Fernandes – Ainda estamos avaliando o impacto real da reforma sobre a competitividade dos pequenos negócios, mas é provável que o Simples precise ser ajustado para melhor integração à nova estrutura de não cumulatividade e à justiça fiscal. O objetivo é garantir o tratamento diferenciado previsto na Constituição.
Contab – O senhor também citou a Nota Fiscal de Serviço Eletrônica (NFS-e). Qual sua importância?
Fernandes – Esse sistema, disponibilizado gratuitamente pela Receita Federal, é essencial porque padroniza e simplifica a emissão de notas fiscais de serviço. Basta um celular com o aplicativo para emitir o documento, tornando o processo acessível e prático para o empreendedor.

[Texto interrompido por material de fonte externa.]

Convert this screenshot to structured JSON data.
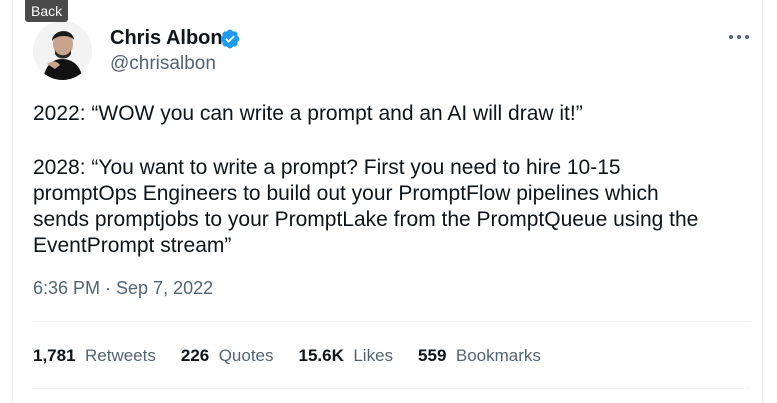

Contab – Quais cuidados práticos o empresário deve adotar desde já?
Fernandes – É fundamental planejar o regime tributário mais adequado, revisar fornecedores, aprimorar processos e investir em educação financeira. Quanto antes o empresário se preparar, menor será o risco de ser surpreendido.
Contab – A transição até 2033 é um período longo. Isso traz segurança ou incerteza?
Fernandes – É um período longo, mas necessário. O Brasil possui um sistema complexo, com tributação no local do estabelecimento e diversos benefícios fiscais. A transição gradual permite adaptação, embora traga custos operacionais e riscos de erro, especialmente pela necessidade de apurar até três regimes simultaneamente.
Contab – Qual sua avaliação sobre o futuro da reforma tributária?
Fernandes – A reforma será muito benéfica para as empresas e para o País. Espera-se um crescimento econômico expressivo, com aumento da produtividade e surgimento de novos negócios. Mas é essencial que o empresário faça o dever de casa e se planeje adequadamente para colher esses frutos.